Mental Illness and League
I've thought about making this post for a while, and I wasn't sure if I should or not. Still not really sure if this is the right place to talk about something like this, but I do feel I should get this out there.
So, like most people that use the boards, I liked League of Legends. Quite a bit in my case, and still do. But I've had to take a hiatus from the game because of issues with my mental health, and I do hope it's a hiatus and not a permanent leave from the game. I do want to come back one day. I suppose I should explain why I've taken this hiatus though.
About 3 months ago, I had a rather sudden onset of some nausea. When it first started, I assumed it was some stomach bug or something I ate, and that it would go away after a day or two. It didn't. After 4-5 days of this, I made a doctor's appointment, the first of many. My doctor wasn't sure what was causing my nausea, and I had several tests done. Tests for certain bacteria in my stomach, x rays to check if there was something in my guts causing it, etc... None of them showed anything wrong. The nausea stayed, and it was terrible. I had a bucket next to me in my room nearly all the time in case I threw up, but I never did. I couldn't sleep properly, and was getting incredibly sleep-deprived. After over 2 months of this it got to a point where I was considering suicide because I was in such a miserable state. I checked myself into the hospital out of desperation, hoping I'd finally get help of some sort, which I did fortunately. I was sent to a psych ward, saw a psychiatrist and learned why I was feeling so nauseous for so long. I have Generalized Anxiety Disorder, and stress/anxiety was triggering nausea. I was given anti-depressants and things are doing ok now.

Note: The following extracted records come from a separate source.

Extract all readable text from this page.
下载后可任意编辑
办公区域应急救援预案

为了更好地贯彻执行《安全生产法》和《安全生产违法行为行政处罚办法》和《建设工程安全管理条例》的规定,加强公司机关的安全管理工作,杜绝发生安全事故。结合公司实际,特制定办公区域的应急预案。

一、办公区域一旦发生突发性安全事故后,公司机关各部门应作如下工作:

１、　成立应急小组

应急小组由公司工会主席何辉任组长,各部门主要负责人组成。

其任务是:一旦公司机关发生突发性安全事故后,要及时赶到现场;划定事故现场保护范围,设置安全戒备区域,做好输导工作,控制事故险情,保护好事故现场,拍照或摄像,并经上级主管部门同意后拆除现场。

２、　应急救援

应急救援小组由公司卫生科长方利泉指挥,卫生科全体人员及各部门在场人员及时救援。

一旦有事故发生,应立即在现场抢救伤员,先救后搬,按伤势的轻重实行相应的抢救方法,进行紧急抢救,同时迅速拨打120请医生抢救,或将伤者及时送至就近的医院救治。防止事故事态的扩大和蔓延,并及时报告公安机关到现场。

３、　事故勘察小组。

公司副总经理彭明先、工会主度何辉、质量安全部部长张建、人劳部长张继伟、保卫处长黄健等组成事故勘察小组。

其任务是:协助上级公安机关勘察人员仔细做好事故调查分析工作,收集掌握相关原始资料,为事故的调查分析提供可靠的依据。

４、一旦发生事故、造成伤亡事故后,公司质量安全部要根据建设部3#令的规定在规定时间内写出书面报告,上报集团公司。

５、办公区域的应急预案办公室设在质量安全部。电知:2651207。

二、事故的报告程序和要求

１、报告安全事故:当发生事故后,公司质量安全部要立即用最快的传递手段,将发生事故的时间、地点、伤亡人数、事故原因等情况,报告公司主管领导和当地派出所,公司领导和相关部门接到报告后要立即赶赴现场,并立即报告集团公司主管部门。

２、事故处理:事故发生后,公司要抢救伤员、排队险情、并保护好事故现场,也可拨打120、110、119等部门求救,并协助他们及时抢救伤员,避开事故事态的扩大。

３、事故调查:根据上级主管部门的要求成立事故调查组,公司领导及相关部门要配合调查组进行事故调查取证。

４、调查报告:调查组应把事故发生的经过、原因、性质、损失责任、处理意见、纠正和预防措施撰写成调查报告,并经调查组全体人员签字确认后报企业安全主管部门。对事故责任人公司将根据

But what does that have to do with League of Legends? Well, as I've learned quite recently. The biggest stressor I had in my life was this game. I got too invested in it, and was stressing myself out over every move I did wrong, over every teammate I might have angered by a mistake I made, over trying to gain rank and keep it, over winning every game I started. I quickly found out that this game wasn't something I could play, despite how much I love and enjoy it. I'm still not sure if it's a specific part of the game, like having to concentrate on so many factors at once, or how bad some parts of the player community are, or how every single match can be determined by the slightest mistake of a single player that causes my stress. Or if it's a combination of those factors, but it just simply is too much for me to handle in my current mental state.
I don't know if making this post can help anyone at all, but I hope it can. Just... Try to have fun with playing the game, don't get too invested in whether you win or lose. Be a bit easier on your teammates for mistakes, because you don't know what they might be going through. Maybe they're suffering from some mental illness like I am, and that comment you make could be the one that pushes them over the edge and makes them do something to really hurt themselves. And if you, the one reading this, is like me at all, and suffering from a mental illness. Try to get some help, and try to determine what might hurt and what might help. This game can be incredibly stressful, and it might be a good idea to take a break if it's getting to you.
I'm have no idea how to end this post, especially after I've rambled on like this. Most people probably wouldn't bother to read all this, so maybe a TL;DR? TL;DR: Mental illness is an awful thing, and try not to let your experience in LoL ruin your life. Get help if you need it, and try your best to be patient with teammates. You never know what people are going through.